On June 27, 2011, the U.S. Supreme Court decided United States v. Juvenile Male, No. 09-940, vacating as moot the Ninth Circuit's decision holding that the Sex Offender Registration and Notification Act (SORNA), 42 U. S. C. §16901 et seq., violates the Ex Post Facto Clause of the Constitution, Art. I, §9, cl. 3, when applied to juveniles adjudicated as delinquent before SORNA's enactment.
A Juvenile Male pleaded "true" to charges under the Federal Delinquency Act, 18 U.S.C. § 5031, that he had abused a younger child on an Indian reservation and was sentenced to two years of juvenile detention followed by juvenile detention until he was 21. While the Juvenile Male was in detention, Congress passed SORNA, which requires sex offenders (including juvenile offenders in some circumstances) to register in their local jurisdictions, and an Attorney General's interim rule extended those requirements to sex offenders convicted before SORNA's enactment. In subsequent court proceedings, the court imposed on the Juvenile Male a "special condition" requiring him to register and keep current as a sex offender until he turned 21. The Juvenile Male appealed the condition to the Ninth Circuit. While the appeal was pending, the Male turned 21, and the registration condition expired by its own terms. The Ninth Circuit subsequently issued a decision on the merits, which ruled the SORNA requirement unconstitutional under the Ex Post Facto clause but did not address mootness. The government petitioned for certiorari, and the Supreme Court certified a question to the Montana Supreme Court concerning the collateral consequences of the SORNA condition. The Montana Supreme Court replied that the Male's duty to register in Montana was independent of any conditions imposed by the federal court order.

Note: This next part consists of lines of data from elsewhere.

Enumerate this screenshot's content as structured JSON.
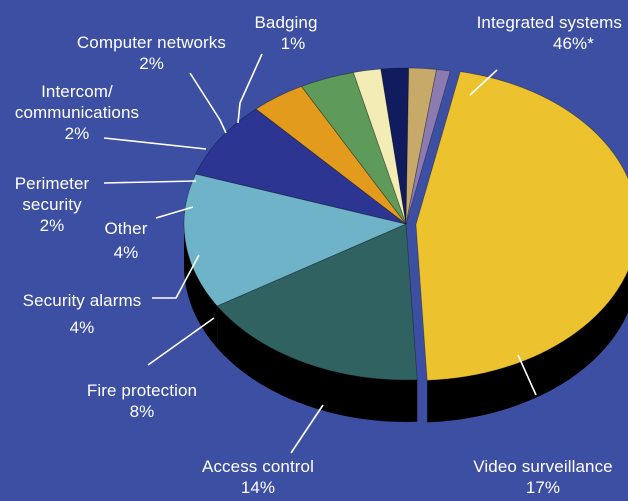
{
  "chart_data": {
    "type": "pie",
    "style": "3d-exploded-slice",
    "background": "#3d4fa3",
    "label_color": "#ffffff",
    "slices": [
      {
        "label": "Integrated systems",
        "value": 46,
        "value_label": "46%*",
        "color": "#ecc32e",
        "side": "#8c6e0f"
      },
      {
        "label": "Video surveillance",
        "value": 17,
        "value_label": "17%",
        "color": "#2f6260",
        "side": "#143130"
      },
      {
        "label": "Access control",
        "value": 14,
        "value_label": "14%",
        "color": "#6fb3c8",
        "side": "#2d5f6e"
      },
      {
        "label": "Fire protection",
        "value": 8,
        "value_label": "8%",
        "color": "#2c3592",
        "side": "#12163f"
      },
      {
        "label": "Security alarms",
        "value": 4,
        "value_label": "4%",
        "color": "#e39b1d",
        "side": "#7a4f0a"
      },
      {
        "label": "Other",
        "value": 4,
        "value_label": "4%",
        "color": "#5e9a5a",
        "side": "#2b4a29"
      },
      {
        "label": "Perimeter security",
        "value": 2,
        "value_label": "2%",
        "color": "#f3ecb5",
        "side": "#8f8860"
      },
      {
        "label": "Intercom/ communications",
        "value": 2,
        "value_label": "2%",
        "color": "#101c5e",
        "side": "#060b28"
      },
      {
        "label": "Computer networks",
        "value": 2,
        "value_label": "2%",
        "color": "#c7a96a",
        "side": "#6a5632"
      },
      {
        "label": "Badging",
        "value": 1,
        "value_label": "1%",
        "color": "#8b7bb0",
        "side": "#453a60"
      }
    ],
    "labels": {
      "integrated": {
        "name": "Integrated systems",
        "pct": "46%*"
      },
      "video": {
        "name": "Video surveillance",
        "pct": "17%"
      },
      "access": {
        "name": "Access control",
        "pct": "14%"
      },
      "fire": {
        "name": "Fire protection",
        "pct": "8%"
      },
      "alarms": {
        "name": "Security alarms",
        "pct": "4%"
      },
      "other": {
        "name": "Other",
        "pct": "4%"
      },
      "perimeter": {
        "name1": "Perimeter",
        "name2": "security",
        "pct": "2%"
      },
      "intercom": {
        "name1": "Intercom/",
        "name2": "communications",
        "pct": "2%"
      },
      "networks": {
        "name": "Computer networks",
        "pct": "2%"
      },
      "badging": {
        "name": "Badging",
        "pct": "1%"
      }
    }
  }
}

Based on this set of circumstances, the Supreme Court vacated the Ninth Circuit's decision as moot and remanded for dismissal. The Court held that because the order at issue had expired, because the Male suffered no collateral consequences from the order, and because he would never again be subject to such an order, the Ninth Circuit had had no live controversy before it at the time of its decision. The circuit court thus lacked authority under Article III to decide the case on the merits.
The Court issued a per curiam decision in the case. Justices Ginsburg, Breyer, and Sotomayor would have remanded the case to the Ninth Circuit for that court's consideration of mootness in the first instance. Justice Kagan took no part in the consideration of the case.